Almost a year ago a dear fiend, brother and fellow scribbler found his own inner ink running dry. Like any caring companion I endeavored to lift his spirits and pass on some wisdom shared to me by other writers. The advice was simple, enough so, that you might question it's value. When in doubt, write. If your suffering from writer's block, the solution can be just that simple.
My own twist to this was to add a bit of contextual humor. I simply suggested that one could write about quite literally anything, even a cheese sandwich. A proposal that has become a stick with which we now poke each other with in times of self doubt and when we need some friendly motivation. It is in that spirit that I have once again received the tossed gauntlet of the cheese sandwich.
Now, in my youth I cannot recall the precise moment I first came across something as simple as a cheese sandwich but I can tell you the most connected thing that it is tied to in my mind. My Father's mother, whom we all affectionately referred to as 'Nanny.' Every mental image of two white pieces of bread encasing a single piece or two of plain American cheese slices cannot form in my mind without it being in her kitchen or with me seeing her.
I cannot say for certain that it was there I first started eating them, but I can say that it was something that used to mystify her. No matter how many times I ate one or asked for one it would boggle her mind and send her reeling with confusion. "You don't want it grilled," she'd ask. "Nothing else, just cheese," she'd mutter.
Just cheese, I would always have to confirm. Nothing special, nothing complicated. It was just about as simple and un-assuming a meal as you can ever conceive.

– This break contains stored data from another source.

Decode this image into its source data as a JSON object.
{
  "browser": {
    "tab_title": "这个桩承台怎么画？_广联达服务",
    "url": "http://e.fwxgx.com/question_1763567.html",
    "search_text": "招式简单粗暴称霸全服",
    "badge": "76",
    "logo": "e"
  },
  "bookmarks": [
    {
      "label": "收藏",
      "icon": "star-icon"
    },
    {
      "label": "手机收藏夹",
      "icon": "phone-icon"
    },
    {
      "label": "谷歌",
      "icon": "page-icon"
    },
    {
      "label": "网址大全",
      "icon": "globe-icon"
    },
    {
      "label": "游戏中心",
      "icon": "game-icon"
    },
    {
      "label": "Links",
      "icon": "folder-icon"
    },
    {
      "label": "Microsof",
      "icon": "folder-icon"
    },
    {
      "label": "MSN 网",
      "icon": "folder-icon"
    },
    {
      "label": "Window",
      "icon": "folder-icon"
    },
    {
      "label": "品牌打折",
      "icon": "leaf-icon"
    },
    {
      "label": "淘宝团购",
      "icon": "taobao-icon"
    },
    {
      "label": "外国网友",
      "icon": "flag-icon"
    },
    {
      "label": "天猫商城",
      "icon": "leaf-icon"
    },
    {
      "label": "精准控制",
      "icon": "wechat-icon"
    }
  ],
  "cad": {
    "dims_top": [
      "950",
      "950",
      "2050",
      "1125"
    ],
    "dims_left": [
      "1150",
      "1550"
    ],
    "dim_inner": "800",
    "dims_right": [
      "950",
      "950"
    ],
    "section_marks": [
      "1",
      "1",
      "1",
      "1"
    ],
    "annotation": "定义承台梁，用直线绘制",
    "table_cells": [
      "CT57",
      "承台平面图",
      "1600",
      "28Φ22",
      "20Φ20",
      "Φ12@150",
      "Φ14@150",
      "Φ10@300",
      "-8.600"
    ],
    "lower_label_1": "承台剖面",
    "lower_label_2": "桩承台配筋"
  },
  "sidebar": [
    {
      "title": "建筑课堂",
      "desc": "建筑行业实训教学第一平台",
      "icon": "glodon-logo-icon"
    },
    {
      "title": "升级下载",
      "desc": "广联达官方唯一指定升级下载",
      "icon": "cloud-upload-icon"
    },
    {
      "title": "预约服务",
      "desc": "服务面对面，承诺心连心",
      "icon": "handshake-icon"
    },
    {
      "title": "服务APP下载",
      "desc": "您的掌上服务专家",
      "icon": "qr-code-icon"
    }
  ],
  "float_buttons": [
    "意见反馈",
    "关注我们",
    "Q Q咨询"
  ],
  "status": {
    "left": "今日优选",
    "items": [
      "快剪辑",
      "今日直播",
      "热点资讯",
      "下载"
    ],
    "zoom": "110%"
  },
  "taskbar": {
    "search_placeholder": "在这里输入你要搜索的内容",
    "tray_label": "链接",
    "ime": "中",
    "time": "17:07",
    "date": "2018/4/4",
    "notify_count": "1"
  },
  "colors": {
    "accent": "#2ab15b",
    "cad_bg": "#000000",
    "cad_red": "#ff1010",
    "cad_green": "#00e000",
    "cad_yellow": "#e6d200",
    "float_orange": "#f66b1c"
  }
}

But it was something I loved, and still do to this day. I can't even begin to count the number of times in college or working my days consisted of the same such meals every day at lunch and dinner. Call me a creature of habit but something so simple never ever bored me. There was some comfort in it's simplicity and the fact I could rely on basic routine.
Could I have eaten something a bit more varied, sure. Perhaps even eaten out some. But economics and time restraints aside I came to enjoy the simplicity. As a writer we often overlook such things as well, just like someone asking themselves what they are going to eat for lunch. We can wrestle with trying to think of what to write or how we seem unable to write, when in truth it can be very simple. All you really have to do is just tell yourself; I'll just have a cheese sandwich.
Have the urge to write; then write. Period. It can be anything.
Hungry? Then eat. Sleepy? Then Sleep. Things may seem overly complicated sometimes when they may be just as simple as the proverbial cheese sandwich.
Aside from the fact that I always took mine grilled, I can definitely sympathize with this tale.